Researchers Hid Malicious AI Prompts in Tiny Images

Security researchers at Trail of Bits have demonstrated a new type of attack that embeds malicious prompts into images, invisible to the human eye but capable of stealing user data when processed by AI systems.
How the Attack Works
The technique relies on high-resolution images with hidden prompts that only emerge when the images are resized using standard resampling algorithms. AI systems often downscale uploaded images to save on performance and costs, unintentionally exposing the hidden content.
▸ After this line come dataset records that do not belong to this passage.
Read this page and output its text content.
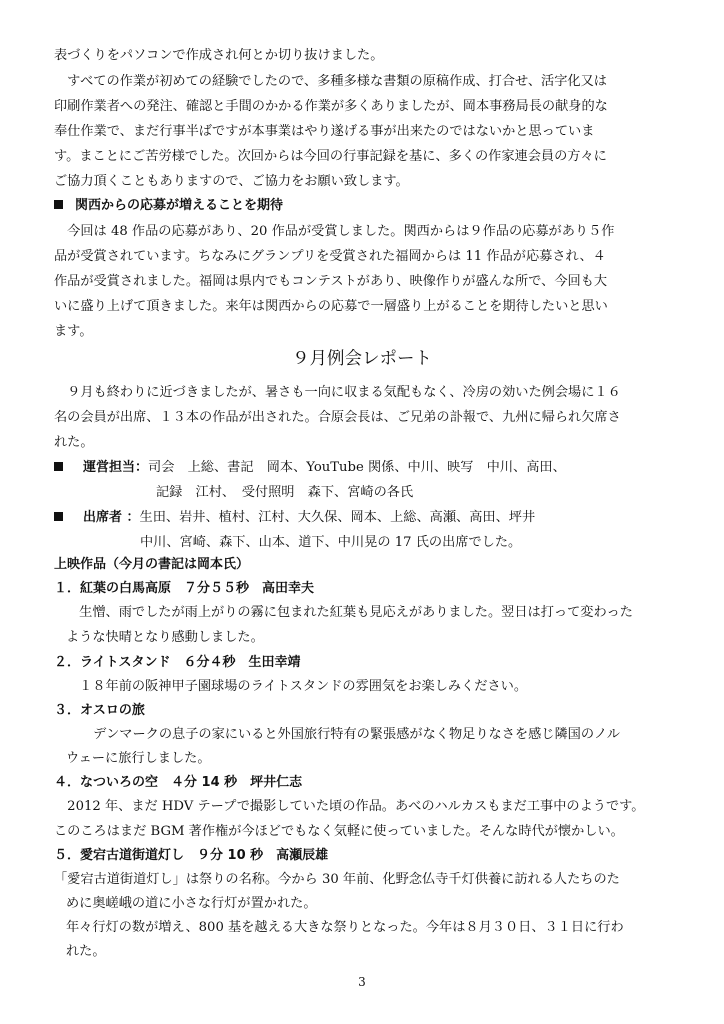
表づくりをパソコンで作成され何とか切り抜けました。
　すべての作業が初めての経験でしたので、多種多様な書類の原稿作成、打合せ、活字化又は
印刷作業者への発注、確認と手間のかかる作業が多くありましたが、岡本事務局長の献身的な
奉仕作業で、まだ行事半ばですが本事業はやり遂げる事が出来たのではないかと思っていま
す。まことにご苦労様でした。次回からは今回の行事記録を基に、多くの作家連会員の方々に
ご協力頂くこともありますので、ご協力をお願い致します。
関西からの応募が増えることを期待
　今回は 48 作品の応募があり、20 作品が受賞しました。関西からは９作品の応募があり５作
品が受賞されています。ちなみにグランプリを受賞された福岡からは 11 作品が応募され、４
作品が受賞されました。福岡は県内でもコンテストがあり、映像作りが盛んな所で、今回も大
いに盛り上げて頂きました。来年は関西からの応募で一層盛り上がることを期待したいと思い
ます。
９月例会レポート
　９月も終わりに近づきましたが、暑さも一向に収まる気配もなく、冷房の効いた例会場に１６
名の会員が出席、１３本の作品が出された。合原会長は、ご兄弟の訃報で、九州に帰られ欠席さ
れた。
運営担当：司会　上総、書記　岡本、YouTube 関係、中川、映写　中川、高田、
記録　江村、　受付照明　森下、宮崎の各氏
出席者 ：生田、岩井、植村、江村、大久保、岡本、上総、高瀬、高田、坪井
中川、宮崎、森下、山本、道下、中川晃の 17 氏の出席でした。
上映作品（今月の書記は岡本氏）
１．紅葉の白馬高原　７分５５秒　高田幸夫
　生憎、雨でしたが雨上がりの霧に包まれた紅葉も見応えがありました。翌日は打って変わった
ような快晴となり感動しました。
２．ライトスタンド　６分４秒　生田幸靖
　１８年前の阪神甲子園球場のライトスタンドの雰囲気をお楽しみください。
３．オスロの旅
　デンマークの息子の家にいると外国旅行特有の緊張感がなく物足りなさを感じ隣国のノル
ウェーに旅行しました。
４．なついろの空　４分 14 秒　坪井仁志
　2012 年、まだ HDV テープで撮影していた頃の作品。あべのハルカスもまだ工事中のようです。
このころはまだ BGM 著作権が今ほどでもなく気軽に使っていました。そんな時代が懐かしい。
５．愛宕古道街道灯し　９分 10 秒　高瀬辰雄
「愛宕古道街道灯し」は祭りの名称。今から 30 年前、化野念仏寺千灯供養に訪れる人たちのた
めに奥嵯峨の道に小さな行灯が置かれた。
年々行灯の数が増え、800 基を越える大きな祭りとなった。今年は８月３０日、３１日に行わ
れた。
3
Trail of Bits specialists Kikimora Morozova and Suha Sabi Hussain built upon research first introduced at the USENIX 2020 conference by Braunschweig University of Technology. That work explored the potential for adversarial attacks via image scaling in machine learning.
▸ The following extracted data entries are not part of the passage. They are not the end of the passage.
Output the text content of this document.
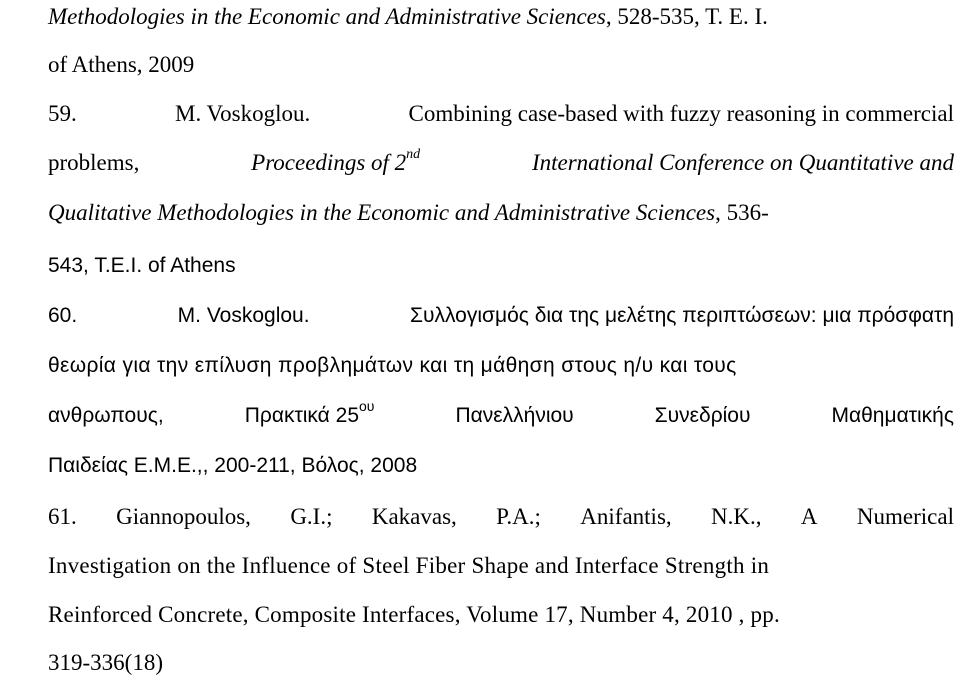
Methodologies in the Economic and Administrative Sciences, 528-535, T. E. I.
of Athens, 2009
59.	M. Voskoglou.	Combining case-based with fuzzy reasoning in commercial
problems,	Proceedings of 2nd	International Conference on Quantitative and
Qualitative Methodologies in the Economic and Administrative Sciences, 536-
543, T.E.I. of Athens
60.	M. Voskoglou.	Συλλογισμός δια της μελέτης περιπτώσεων: μια πρόσφατη
θεωρία για την επίλυση προβλημάτων και τη μάθηση στους η/υ και τους
ανθρωπους,	Πρακτικά $25^{o\upsilon}$	Πανελλήνιου	Συνεδρίου	Μαθηματικής
Παιδείας Ε.Μ.Ε.,, 200-211, Βόλος, 2008
61. Giannopoulos, G.I.; Kakavas, P.A.; Anifantis, N.K., A Numerical
Investigation on the Influence of Steel Fiber Shape and Interface Strength in
Reinforced Concrete, Composite Interfaces, Volume 17, Number 4, 2010 , pp.
319-336(18)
When AI platforms resample images—using methods such as nearest-neighbor, bilinear, or bicubic interpolation—artifacts are introduced. If crafted correctly, these artifacts reveal hidden patterns in the scaled-down image.
In Trail of Bits’ demonstration, dark areas of a malicious image turned red under bicubic interpolation, revealing concealed text. The AI system then interpreted this text as part of the user’s prompt, blending the hidden instructions with legitimate input.

Real-World Exploit Example
Although users see nothing suspicious, the AI executes hidden commands in the background.
In one proof-of-concept, researchers targeted Google Gemini CLI, successfully extracting Google Calendar data and sending it to an arbitrary email address via Zapier MCP with the trust=True
parameter, which authorizes tool calls without user confirmation.
The attack was confirmed to work against:
- Google Gemini CLI
- Vertex AI Studio (Gemini backend)
- Gemini web interface
- Gemini API via LLM CLI
- Google Assistant on Android
- Genspark

Tools and Mitigations
To support their research, Trail of Bits released an open-source tool called Anamorpher, which can generate malicious images tailored for each resampling method.
The researchers recommend several defenses for AI system developers:
- Restrict image sizes to limit resampling.
- Provide users with a preview of resized images before processing.
- Require explicit user confirmation for sensitive operations when text is detected in images.
- Adopt secure design patterns that harden LLMs against prompt injection, including multimodal attacks.
“The most effective protection is the implementation of secure design patterns and systematic safeguards that prevent dangerous prompt injections beyond multimodal prompt injections,” the researchers noted, referencing a June 2025 article on building LLMs resistant to such threats.